Given the increasing miniaturisation, reduced costs and availability of these devices, a register of publicly available UAV data sources, a crowdsourced OpenUAVImagery initiative or the “OpenReconstruction/Open Drone” platform described by the H.O.T. would seem to be the next step towards making the most of this data resource.
An online e-book entitled Open Government Data by Joshua Tauberer is, according to the author, “the culmination of several years of thinking about the principles behind the open government data movement in the United States.” In the book, he “frame[s] the movement as the application of Big Data to civics. Topics include principles, uses for transparency and civic engagement, a brief legal history, data quality, civic hacking, and paradoxes in transparency.”
The author is the creator of the US Congress-tracking tool GovTrack.us, which launched in 2004, helping to spur the national open government data community. He was also a co-founder of POPVOX, a platform for advocacy, providing a means for citizens to communicate with Congress about the issues they care about.

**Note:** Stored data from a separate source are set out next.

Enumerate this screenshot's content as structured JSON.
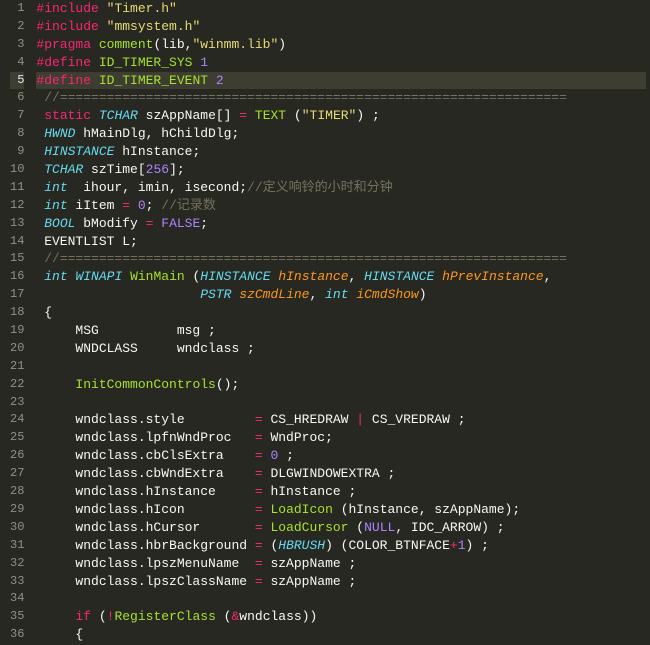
{
  "lines": [
    {
      "n": 1,
      "seg": [
        [
          "c-prep",
          "#include"
        ],
        [
          "c-plain",
          " "
        ],
        [
          "c-str",
          "\"Timer.h\""
        ]
      ]
    },
    {
      "n": 2,
      "seg": [
        [
          "c-prep",
          "#include"
        ],
        [
          "c-plain",
          " "
        ],
        [
          "c-str",
          "\"mmsystem.h\""
        ]
      ]
    },
    {
      "n": 3,
      "seg": [
        [
          "c-prep",
          "#pragma"
        ],
        [
          "c-plain",
          " "
        ],
        [
          "c-func",
          "comment"
        ],
        [
          "c-plain",
          "(lib,"
        ],
        [
          "c-str",
          "\"winmm.lib\""
        ],
        [
          "c-plain",
          ")"
        ]
      ]
    },
    {
      "n": 4,
      "seg": [
        [
          "c-prep",
          "#define"
        ],
        [
          "c-plain",
          " "
        ],
        [
          "c-func",
          "ID_TIMER_SYS"
        ],
        [
          "c-plain",
          " "
        ],
        [
          "c-num",
          "1"
        ]
      ]
    },
    {
      "n": 5,
      "hl": true,
      "seg": [
        [
          "c-prep",
          "#define"
        ],
        [
          "c-plain",
          " "
        ],
        [
          "c-func",
          "ID_TIMER_EVENT"
        ],
        [
          "c-plain",
          " "
        ],
        [
          "c-num",
          "2"
        ]
      ]
    },
    {
      "n": 6,
      "seg": [
        [
          "c-plain",
          " "
        ],
        [
          "c-comm",
          "//================================================================="
        ]
      ]
    },
    {
      "n": 7,
      "seg": [
        [
          "c-plain",
          " "
        ],
        [
          "c-keyr",
          "static"
        ],
        [
          "c-plain",
          " "
        ],
        [
          "c-type",
          "TCHAR"
        ],
        [
          "c-plain",
          " szAppName[] "
        ],
        [
          "c-op",
          "="
        ],
        [
          "c-plain",
          " "
        ],
        [
          "c-func",
          "TEXT"
        ],
        [
          "c-plain",
          " ("
        ],
        [
          "c-str",
          "\"TIMER\""
        ],
        [
          "c-plain",
          ") ;"
        ]
      ]
    },
    {
      "n": 8,
      "seg": [
        [
          "c-plain",
          " "
        ],
        [
          "c-type",
          "HWND"
        ],
        [
          "c-plain",
          " hMainDlg, hChildDlg;"
        ]
      ]
    },
    {
      "n": 9,
      "seg": [
        [
          "c-plain",
          " "
        ],
        [
          "c-type",
          "HINSTANCE"
        ],
        [
          "c-plain",
          " hInstance;"
        ]
      ]
    },
    {
      "n": 10,
      "seg": [
        [
          "c-plain",
          " "
        ],
        [
          "c-type",
          "TCHAR"
        ],
        [
          "c-plain",
          " szTime["
        ],
        [
          "c-num",
          "256"
        ],
        [
          "c-plain",
          "];"
        ]
      ]
    },
    {
      "n": 11,
      "seg": [
        [
          "c-plain",
          " "
        ],
        [
          "c-type",
          "int"
        ],
        [
          "c-plain",
          "  ihour, imin, isecond;"
        ],
        [
          "c-comm",
          "//定义响铃的小时和分钟"
        ]
      ]
    },
    {
      "n": 12,
      "seg": [
        [
          "c-plain",
          " "
        ],
        [
          "c-type",
          "int"
        ],
        [
          "c-plain",
          " iItem "
        ],
        [
          "c-op",
          "="
        ],
        [
          "c-plain",
          " "
        ],
        [
          "c-num",
          "0"
        ],
        [
          "c-plain",
          "; "
        ],
        [
          "c-comm",
          "//记录数"
        ]
      ]
    },
    {
      "n": 13,
      "seg": [
        [
          "c-plain",
          " "
        ],
        [
          "c-type",
          "BOOL"
        ],
        [
          "c-plain",
          " bModify "
        ],
        [
          "c-op",
          "="
        ],
        [
          "c-plain",
          " "
        ],
        [
          "c-const",
          "FALSE"
        ],
        [
          "c-plain",
          ";"
        ]
      ]
    },
    {
      "n": 14,
      "seg": [
        [
          "c-plain",
          " EVENTLIST L;"
        ]
      ]
    },
    {
      "n": 15,
      "seg": [
        [
          "c-plain",
          " "
        ],
        [
          "c-comm",
          "//================================================================="
        ]
      ]
    },
    {
      "n": 16,
      "seg": [
        [
          "c-plain",
          " "
        ],
        [
          "c-type",
          "int"
        ],
        [
          "c-plain",
          " "
        ],
        [
          "c-type",
          "WINAPI"
        ],
        [
          "c-plain",
          " "
        ],
        [
          "c-func",
          "WinMain"
        ],
        [
          "c-plain",
          " ("
        ],
        [
          "c-type",
          "HINSTANCE"
        ],
        [
          "c-plain",
          " "
        ],
        [
          "c-arg",
          "hInstance"
        ],
        [
          "c-plain",
          ", "
        ],
        [
          "c-type",
          "HINSTANCE"
        ],
        [
          "c-plain",
          " "
        ],
        [
          "c-arg",
          "hPrevInstance"
        ],
        [
          "c-plain",
          ","
        ]
      ]
    },
    {
      "n": 17,
      "seg": [
        [
          "c-plain",
          "                     "
        ],
        [
          "c-type",
          "PSTR"
        ],
        [
          "c-plain",
          " "
        ],
        [
          "c-arg",
          "szCmdLine"
        ],
        [
          "c-plain",
          ", "
        ],
        [
          "c-type",
          "int"
        ],
        [
          "c-plain",
          " "
        ],
        [
          "c-arg",
          "iCmdShow"
        ],
        [
          "c-plain",
          ")"
        ]
      ]
    },
    {
      "n": 18,
      "seg": [
        [
          "c-plain",
          " {"
        ]
      ]
    },
    {
      "n": 19,
      "seg": [
        [
          "c-plain",
          "     MSG          msg ;"
        ]
      ]
    },
    {
      "n": 20,
      "seg": [
        [
          "c-plain",
          "     WNDCLASS     wndclass ;"
        ]
      ]
    },
    {
      "n": 21,
      "seg": [
        [
          "c-plain",
          ""
        ]
      ]
    },
    {
      "n": 22,
      "seg": [
        [
          "c-plain",
          "     "
        ],
        [
          "c-func",
          "InitCommonControls"
        ],
        [
          "c-plain",
          "();"
        ]
      ]
    },
    {
      "n": 23,
      "seg": [
        [
          "c-plain",
          ""
        ]
      ]
    },
    {
      "n": 24,
      "seg": [
        [
          "c-plain",
          "     wndclass.style         "
        ],
        [
          "c-op",
          "="
        ],
        [
          "c-plain",
          " CS_HREDRAW "
        ],
        [
          "c-op",
          "|"
        ],
        [
          "c-plain",
          " CS_VREDRAW ;"
        ]
      ]
    },
    {
      "n": 25,
      "seg": [
        [
          "c-plain",
          "     wndclass.lpfnWndProc   "
        ],
        [
          "c-op",
          "="
        ],
        [
          "c-plain",
          " WndProc;"
        ]
      ]
    },
    {
      "n": 26,
      "seg": [
        [
          "c-plain",
          "     wndclass.cbClsExtra    "
        ],
        [
          "c-op",
          "="
        ],
        [
          "c-plain",
          " "
        ],
        [
          "c-num",
          "0"
        ],
        [
          "c-plain",
          " ;"
        ]
      ]
    },
    {
      "n": 27,
      "seg": [
        [
          "c-plain",
          "     wndclass.cbWndExtra    "
        ],
        [
          "c-op",
          "="
        ],
        [
          "c-plain",
          " DLGWINDOWEXTRA ;"
        ]
      ]
    },
    {
      "n": 28,
      "seg": [
        [
          "c-plain",
          "     wndclass.hInstance     "
        ],
        [
          "c-op",
          "="
        ],
        [
          "c-plain",
          " hInstance ;"
        ]
      ]
    },
    {
      "n": 29,
      "seg": [
        [
          "c-plain",
          "     wndclass.hIcon         "
        ],
        [
          "c-op",
          "="
        ],
        [
          "c-plain",
          " "
        ],
        [
          "c-func",
          "LoadIcon"
        ],
        [
          "c-plain",
          " (hInstance, szAppName);"
        ]
      ]
    },
    {
      "n": 30,
      "seg": [
        [
          "c-plain",
          "     wndclass.hCursor       "
        ],
        [
          "c-op",
          "="
        ],
        [
          "c-plain",
          " "
        ],
        [
          "c-func",
          "LoadCursor"
        ],
        [
          "c-plain",
          " ("
        ],
        [
          "c-const",
          "NULL"
        ],
        [
          "c-plain",
          ", IDC_ARROW) ;"
        ]
      ]
    },
    {
      "n": 31,
      "seg": [
        [
          "c-plain",
          "     wndclass.hbrBackground "
        ],
        [
          "c-op",
          "="
        ],
        [
          "c-plain",
          " ("
        ],
        [
          "c-type",
          "HBRUSH"
        ],
        [
          "c-plain",
          ") (COLOR_BTNFACE"
        ],
        [
          "c-op",
          "+"
        ],
        [
          "c-num",
          "1"
        ],
        [
          "c-plain",
          ") ;"
        ]
      ]
    },
    {
      "n": 32,
      "seg": [
        [
          "c-plain",
          "     wndclass.lpszMenuName  "
        ],
        [
          "c-op",
          "="
        ],
        [
          "c-plain",
          " szAppName ;"
        ]
      ]
    },
    {
      "n": 33,
      "seg": [
        [
          "c-plain",
          "     wndclass.lpszClassName "
        ],
        [
          "c-op",
          "="
        ],
        [
          "c-plain",
          " szAppName ;"
        ]
      ]
    },
    {
      "n": 34,
      "seg": [
        [
          "c-plain",
          ""
        ]
      ]
    },
    {
      "n": 35,
      "seg": [
        [
          "c-plain",
          "     "
        ],
        [
          "c-keyr",
          "if"
        ],
        [
          "c-plain",
          " ("
        ],
        [
          "c-op",
          "!"
        ],
        [
          "c-func",
          "RegisterClass"
        ],
        [
          "c-plain",
          " ("
        ],
        [
          "c-op",
          "&"
        ],
        [
          "c-plain",
          "wndclass))"
        ]
      ]
    },
    {
      "n": 36,
      "seg": [
        [
          "c-plain",
          "     {"
        ]
      ]
    }
  ]
}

Tauberer mentions GIS data in part 2.2 where he uses Google Transit Feed Specification data as an example (three-quarters of the way down the page, in Figure 8) to visualize ridership in the Washington DC area. But despite the lack of overt GIS references, I believe this book could be useful to the readers of our book and this blog. Its chapters include “Big Data Meets Open Government”, “Civic Hacking by Example”, “Applications to Open Government”, “A Brief Legal History of Open Government Data”, “Paradoxes in Open Government”, and “Example Policy Language”. In particular, the chapter on “A Brief Legal History of Open Government Data” provides useful additional reading after reading Chapter 1 of our book, The GIS Guide to Public Domain Data. Through reading Tauberer’s book, one can better understand how spatial data can and should fit into larger open data and open government initiatives.